Incendier et revendiquer, sur les émeutes en Suède
Traduction du texte sur les émeutes de 2013 paru sur le site de la revue SIC
Incendier et revendiquer.
Sur les émeutes en Suède
Il y a 30-40 ans, l’État avait les moyens de CONSTRUIRE un million d’appartements en 10 ans. Maintenant, il n’a même pas de quoi seulement les RÉNOVER.
– Megafonen, Alby är inte till Salu! [i]
Cette exclamation est hautement représentative de l’activisme qui a prospéré dans les banlieues de Stockholm ces dernières années. Ici, elle provient de Megafonen (« Le mégaphone »), un groupe activiste de base fondé par des jeunes dans la banlieue de Husby à Stockholm en 2008, sur les principes de démocratie, de solidarité sociale, de communauté, de travail et d’éducation. L’État, nous dit Megafonen, ne remplit plus la fonction qui lui revient, à savoir assurer le bien-être matériel de la population par des politiques de logement. L’ambivalence de cette perspective apparaît déjà clairement dans sa référence nostalgique à l’âge d’or de l’État-providence social-démocrate suédois, représenté par la politique de logement qui conduisit à la construction d’« un million d’appartements » entre 1965 et 1974. D’un côté, Megafonen reconnaît que les coupes budgétaires, les privatisations, les fermetures, et ainsi de suite sont les symptômes d’une restructuration capitaliste déjà à l’œuvre. De l’autre, ses actions émergent comme l’affirmation de ce qui reste des infrastructures et des institutions politiques qui constituaient l’identité ouvrière suédoise, notamment le logement public.
D’un certain point de vue, cette ambivalence n’aurait rien de contradictoire : en luttant contre la poursuite de cette restructuration, on défendrait en même temps ce qu’elle n’a pas encore transformé. Mais on laisse alors de côté un produit essentiel de la destruction de l’identité ouvrière : la fin de l’existence politique du prolétariat en Suède qui, dans les zones les plus paupérisées, s’est accompagnée du développement d’émeutes sporadiques de 2008 à nos jours. En prenant en compte les pratiques de ces émeutes, l’ambivalence de l’activisme spécifique à Megafonen, qui consiste en ce qu’il tente de s’organiser sur la base des restes de l’identité ouvrière dans les conditions produites par la destruction de celle-ci, apparaît comme une contradiction entre les conditions sous lesquelles il existe et ses perspectives. À un moment où le prolétariat, dans la contrainte de vendre sa force de travail qui le définit, est structurellement exclu de la table de négociation collective, cet activisme affirme encore, par ses dénonciations de « l’État » et ses diverses institutions, la possibilité d’un dialogue et d’un avenir dans cette société – en un mot, il défend un État-providence qui n’existe plus.

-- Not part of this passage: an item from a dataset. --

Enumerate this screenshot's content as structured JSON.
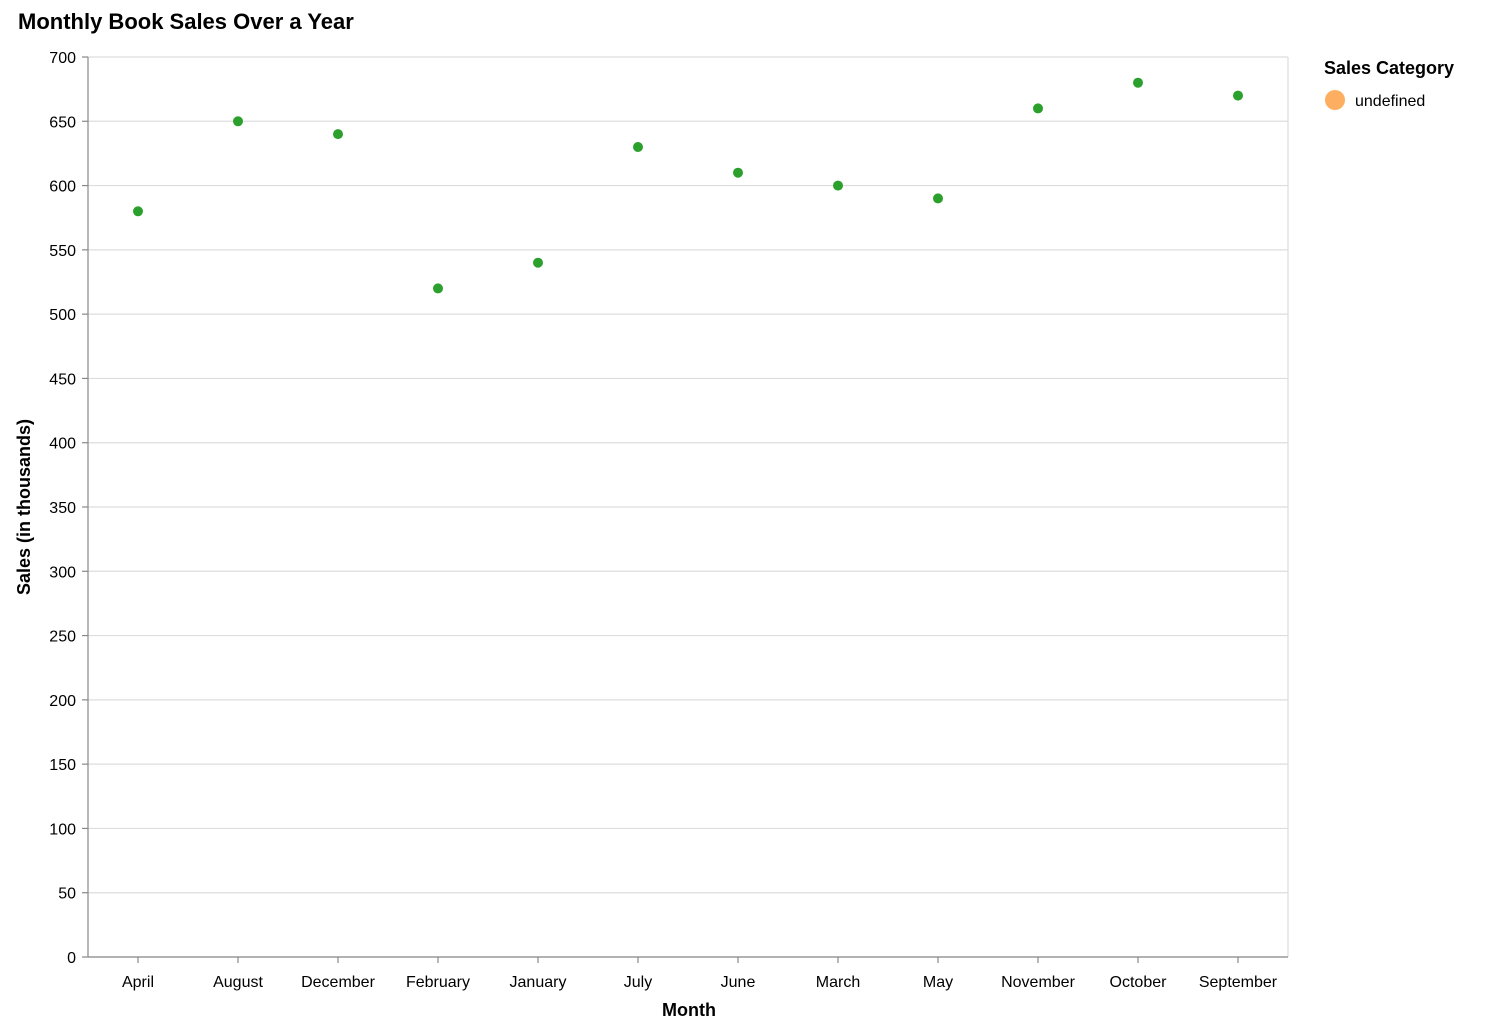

Il serait tentant d’analyser cette contradiction selon un axe révolte-réforme, où les émeutes incarneraient le langage destructeur de la rupture tandis que les activistes incarneraient le langage constructif de la politique. Les émeutes seraient un simple symptôme de la destruction de l’identité ouvrière alors que les activistes chercheraient à y trouver le remède. Mais si l’on regarde ces évènements de plus près et sur le long terme, on constate que cette construction politico-théorique ne fonctionne pas. Les pratiques consistant à brûler des voitures et à incendier les sièges de diverses institutions, ou encore à se confronter à la police et aux pompiers, sont évidemment qualitativement différentes de pratiques comme celles qui consistent à revendiquer des transformations politiques précises et de dire expressément quelle est la fonction réelle des institutions en place. Mais, compte tenu à la fois des sujets qui mettent en œuvre ces pratiques et de ces pratiques elles-mêmes, le rapport entre émeutes et activisme n’est pas celui de deux camps clairement délimités. L’enjeu est de montrer le rapport entre émeutes et activisme dans la Suède d’aujourd’hui, pour voir ce que ceci peut nous dire de la période actuelle.
Six ans après les émeutes à Malmö, cinq ans après les émeutes à Göteborg, et plus d’un an après la semaine d’émeutes à Stockholm et dans d’autres villes de Suède, la rareté des écrits sur ces événements nous empêche ne serait-ce que de savoir ce qui a eu lieu. Il faut donc avant tout procéder à la description de l’émergence aussi bien des émeutes que d’un certain activisme dans les banlieues de ces villes entre 2008 et l’année dernière. La focalisation sur les pratiques constituées d’un côté par les émeutes, de l’autre par l’activisme, devra laisser place à l’exposé non seulement de leur production historique, mais encore de ce qui structure ce qu’on appelle les banlieues aujourd’hui. C’est ce qui nous conduira enfin à considérer le rapport interne entre les émeutes et l’activisme dans ces banlieues, pour formuler une question qui dépasse le contexte suédois : celle de l’intégration sociale et politique.